Here's the thing: what's true for me is also true for YOU.
- Your acts of creation are holy, image-bearing acts.
- You are enough. You don't need me or the church or your parents to define and permit you.
- You are only confined by the rules you agree to. You are the dancer of the dance.
What creativity, what art, what holiness, what beauty lies trapped inside of you by unnecessary rules?
What spaciousness, what serenity, what compassion has yet to be created by you?
I was listening to an interview on the radio a couple of days ago with the former Hungarian ambassador to the US, Andras Simonyi. As a teenager, Simonyi and his friends would sneak off into the woods with their old bakelite radio, listening to illicit rock and roll music stations. Simonyi credits rock and roll with bringing the message of freedom to people like him, trapped behind the Iron Curtain. When the Berlin wall fell, it seemd sudden to those on the outside. But art had been making the way for freedom on the inside for years already. (Source)
I'm not sure anybody started playing music with the intention of leading others to freedom. I think people played music because they wanted to play music.

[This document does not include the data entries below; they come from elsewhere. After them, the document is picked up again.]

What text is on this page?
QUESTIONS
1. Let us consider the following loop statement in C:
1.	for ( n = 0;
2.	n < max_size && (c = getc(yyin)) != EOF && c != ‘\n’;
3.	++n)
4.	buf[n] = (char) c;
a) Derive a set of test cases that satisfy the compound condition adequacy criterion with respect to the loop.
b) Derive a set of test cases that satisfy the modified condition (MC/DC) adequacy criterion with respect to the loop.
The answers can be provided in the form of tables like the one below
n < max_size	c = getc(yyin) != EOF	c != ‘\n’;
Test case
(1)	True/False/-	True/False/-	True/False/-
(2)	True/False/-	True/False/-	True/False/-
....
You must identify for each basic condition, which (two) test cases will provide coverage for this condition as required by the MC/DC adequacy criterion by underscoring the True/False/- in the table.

And it turned out that doing what they loved meant space and compassion and freedom for others.
I think we are completely desperate at this point in history for space and compassion and freedom. And I think yelling about it at each other only makes us smaller and angrier and more trapped.
I wonder what would happen if all of us found our rock and roll to play?
Or in my case, a fence to paint.
What if we all did whatever feeds our souls, to our soul's content, until creation created enough space inside of ourselves that there was also plenty of space for everyone else?
Space for me brings forth space for you. Freedom for me begets freedom for you. Not uniformity, not forced conformity, but SPACE.
FREEDOM.
Compassion, the kind that carries on, infinitely, into the lives of others, born and reborn as each individual opens to the flow of beauty in their individual ways.
Light from light, as the liturgy says.
What if we all just tried it, and see what happens?
What if we all find our fence and paint til our souls are big enough for one another?
I'm starting to think that our existence as a human race depends upon it.